Mais tout retraité doit bien sûr demeurer actif. Ne pas sombrer dans la morosité. Le 5 et 6 juillet avaient lieu les coupes du Québec de Camp Fortune à Gatineau. L’envie me prit de m’inscrire aux deux épreuves, un contre-la-montre le samedi et un cross-country le dimanche, histoire de me faire plaisir. Et pour l’occasion, c’est bien détendu dans le Westfalia à 95 km/h vent de dos que je m’embarquais pour la destination. 

Samedi, au contre-la-montre, malgré un départ très lent, je me surpris à décrocher le 4e rang. Pas si mal. Ma plus petite sœur, Alexie, obtenait le 3e rang chez les minimes. Le lendemain, au cross-country, même scénario pour Alexie qui remet ça pour le bronze. Moi, j’allais me livrer à une épique descente dans les cailloux pointus. Ce fut bref, mon pneu et ma roue ne purent encaisser la cadence. Tous deux explosèrent, me laissant comme seule option de redescendre la montagne sur mes deux pieds, chaussés de souliers de vélo, et au final, de quelques ampoules.

Déçu (mais tout de même encore de bonne humeur), j’allais rembarquer dans ledit véhicule pour un décontractant retour au domicile.

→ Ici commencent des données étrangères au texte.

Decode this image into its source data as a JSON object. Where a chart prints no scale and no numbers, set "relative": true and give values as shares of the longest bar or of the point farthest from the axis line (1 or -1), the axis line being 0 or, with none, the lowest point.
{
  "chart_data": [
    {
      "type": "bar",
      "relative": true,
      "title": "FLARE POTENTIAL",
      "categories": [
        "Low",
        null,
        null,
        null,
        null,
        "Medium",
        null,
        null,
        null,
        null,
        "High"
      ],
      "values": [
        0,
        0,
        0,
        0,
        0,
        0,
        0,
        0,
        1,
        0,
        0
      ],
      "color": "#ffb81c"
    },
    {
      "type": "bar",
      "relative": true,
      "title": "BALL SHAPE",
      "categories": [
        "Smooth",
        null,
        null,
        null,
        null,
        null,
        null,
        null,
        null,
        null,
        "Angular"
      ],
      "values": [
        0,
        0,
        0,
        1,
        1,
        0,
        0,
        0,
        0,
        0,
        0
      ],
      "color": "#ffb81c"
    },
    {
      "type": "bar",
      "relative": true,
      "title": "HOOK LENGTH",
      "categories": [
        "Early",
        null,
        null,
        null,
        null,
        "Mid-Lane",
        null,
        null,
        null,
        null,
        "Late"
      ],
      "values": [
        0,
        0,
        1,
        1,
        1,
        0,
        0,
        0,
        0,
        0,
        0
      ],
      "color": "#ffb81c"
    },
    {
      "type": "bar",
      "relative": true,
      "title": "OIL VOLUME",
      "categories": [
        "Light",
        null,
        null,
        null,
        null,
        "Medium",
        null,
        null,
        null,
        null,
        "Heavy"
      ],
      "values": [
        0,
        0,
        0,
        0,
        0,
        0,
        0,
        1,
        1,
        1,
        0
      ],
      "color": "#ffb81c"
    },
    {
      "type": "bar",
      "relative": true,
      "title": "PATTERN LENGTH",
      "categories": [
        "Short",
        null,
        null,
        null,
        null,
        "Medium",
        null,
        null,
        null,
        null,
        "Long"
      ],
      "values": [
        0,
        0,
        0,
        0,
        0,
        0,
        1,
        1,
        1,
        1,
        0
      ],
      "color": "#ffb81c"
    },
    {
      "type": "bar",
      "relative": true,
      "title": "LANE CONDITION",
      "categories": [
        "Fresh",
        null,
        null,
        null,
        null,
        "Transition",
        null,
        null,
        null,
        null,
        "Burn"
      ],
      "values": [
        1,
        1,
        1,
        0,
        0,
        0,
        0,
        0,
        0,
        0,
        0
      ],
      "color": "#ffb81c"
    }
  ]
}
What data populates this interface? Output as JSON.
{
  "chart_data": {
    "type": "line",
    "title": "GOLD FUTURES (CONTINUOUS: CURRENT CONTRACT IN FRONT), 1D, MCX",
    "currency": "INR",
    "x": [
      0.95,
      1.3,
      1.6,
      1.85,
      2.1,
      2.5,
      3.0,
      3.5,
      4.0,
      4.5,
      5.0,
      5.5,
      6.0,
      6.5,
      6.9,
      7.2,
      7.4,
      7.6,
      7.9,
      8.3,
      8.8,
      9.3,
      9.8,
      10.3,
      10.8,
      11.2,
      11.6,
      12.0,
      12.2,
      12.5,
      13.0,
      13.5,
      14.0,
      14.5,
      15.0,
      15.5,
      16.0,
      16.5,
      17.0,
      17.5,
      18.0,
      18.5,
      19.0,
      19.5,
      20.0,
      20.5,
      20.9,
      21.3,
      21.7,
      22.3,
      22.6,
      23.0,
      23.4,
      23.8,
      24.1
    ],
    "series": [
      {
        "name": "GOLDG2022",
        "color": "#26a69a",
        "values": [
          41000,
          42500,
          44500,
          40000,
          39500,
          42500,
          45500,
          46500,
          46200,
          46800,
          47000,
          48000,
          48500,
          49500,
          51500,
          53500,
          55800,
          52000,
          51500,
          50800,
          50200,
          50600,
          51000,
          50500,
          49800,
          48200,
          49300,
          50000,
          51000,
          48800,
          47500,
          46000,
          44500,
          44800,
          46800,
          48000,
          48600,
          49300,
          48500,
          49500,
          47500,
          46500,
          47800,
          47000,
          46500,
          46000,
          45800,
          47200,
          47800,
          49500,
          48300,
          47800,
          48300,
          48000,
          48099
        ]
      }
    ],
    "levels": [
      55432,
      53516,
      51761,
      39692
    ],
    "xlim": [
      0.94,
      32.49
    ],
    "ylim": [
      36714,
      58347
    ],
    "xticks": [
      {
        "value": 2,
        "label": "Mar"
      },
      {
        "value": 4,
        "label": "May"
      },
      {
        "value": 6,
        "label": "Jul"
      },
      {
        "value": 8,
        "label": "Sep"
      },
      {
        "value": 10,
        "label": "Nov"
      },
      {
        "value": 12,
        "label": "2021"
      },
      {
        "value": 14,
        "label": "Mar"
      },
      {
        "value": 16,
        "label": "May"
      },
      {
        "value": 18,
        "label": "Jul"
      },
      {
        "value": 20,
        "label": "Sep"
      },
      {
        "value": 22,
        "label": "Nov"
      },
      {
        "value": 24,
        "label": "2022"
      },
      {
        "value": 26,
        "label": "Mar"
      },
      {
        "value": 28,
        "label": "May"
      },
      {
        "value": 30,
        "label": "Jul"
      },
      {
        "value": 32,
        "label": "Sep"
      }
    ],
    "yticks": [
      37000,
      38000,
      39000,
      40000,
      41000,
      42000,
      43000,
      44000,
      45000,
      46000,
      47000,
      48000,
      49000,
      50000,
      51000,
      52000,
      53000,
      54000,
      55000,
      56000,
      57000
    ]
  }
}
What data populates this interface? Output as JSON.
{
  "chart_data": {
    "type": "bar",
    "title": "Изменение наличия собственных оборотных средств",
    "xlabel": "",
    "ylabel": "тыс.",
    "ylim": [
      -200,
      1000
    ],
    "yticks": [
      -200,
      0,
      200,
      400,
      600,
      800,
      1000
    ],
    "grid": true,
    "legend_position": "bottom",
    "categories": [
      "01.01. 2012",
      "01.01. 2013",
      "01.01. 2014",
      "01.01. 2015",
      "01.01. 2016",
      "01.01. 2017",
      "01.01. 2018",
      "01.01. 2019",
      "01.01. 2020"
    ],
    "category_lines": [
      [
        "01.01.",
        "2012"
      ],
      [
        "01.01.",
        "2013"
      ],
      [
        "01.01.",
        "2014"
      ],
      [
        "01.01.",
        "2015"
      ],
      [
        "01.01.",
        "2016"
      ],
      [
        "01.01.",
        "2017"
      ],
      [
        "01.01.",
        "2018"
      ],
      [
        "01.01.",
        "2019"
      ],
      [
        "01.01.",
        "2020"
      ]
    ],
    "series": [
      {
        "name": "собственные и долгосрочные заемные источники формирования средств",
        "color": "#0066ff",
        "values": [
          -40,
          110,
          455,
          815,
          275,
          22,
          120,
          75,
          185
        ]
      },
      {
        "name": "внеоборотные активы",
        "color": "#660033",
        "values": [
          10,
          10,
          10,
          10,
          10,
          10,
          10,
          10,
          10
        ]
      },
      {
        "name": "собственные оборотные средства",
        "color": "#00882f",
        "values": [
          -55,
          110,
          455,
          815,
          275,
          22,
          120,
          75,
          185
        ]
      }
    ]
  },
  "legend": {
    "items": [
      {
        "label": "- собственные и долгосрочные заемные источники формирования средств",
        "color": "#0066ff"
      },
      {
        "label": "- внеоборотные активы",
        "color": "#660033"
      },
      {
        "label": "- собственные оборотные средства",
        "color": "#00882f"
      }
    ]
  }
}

Mais comble de contrariétés mécaniques, l’engin ne démarrait pas. Allez hop! Groupe : on pousse. Même chose lorsque nous arrêtons faire le plein d’essence. Et curieusement, le fait de voyager dans ce véhicule zen enlève tout souci esthétique, par exemple celui de pousser pieds nus et touts crottés avec mes sœurs la van, elle-même orné de deux vélos à l’avant et deux à l’arrière et d’un joli collant Peace & love. On est loin du Lincoln Navigator remorquant la roulotte de l’année ainsi qu’un petit Jeep pour les déplacements secondaires.


Une semaine plus tard : une autre épopée familiale. Mais cette fois-ci, les vedettes, ce sont ma mère et Jeannie (ma plus vieille sœur). C’est suite à un défi que je leur ai lancé qu’elles participent à leur premier raid en vélo de montagne, pour une distance de 32 kilomètres. Donc direction East Hereford où se tient le raid Jean d’Avignon. Moi, j’allais me coller à l’épreuve de 65 kilomètres.

Je dois le préciser : Jeannie n’est pas la plus grande amatrice de défis sportifs. Or, c’est avec le sourire qu’elle franchit le fil de ces 32 kilomètres, décrochant au passage la 2e position chez les cadettes, en trois heures et des poussières, tout juste suivie de Maman. Pas mal.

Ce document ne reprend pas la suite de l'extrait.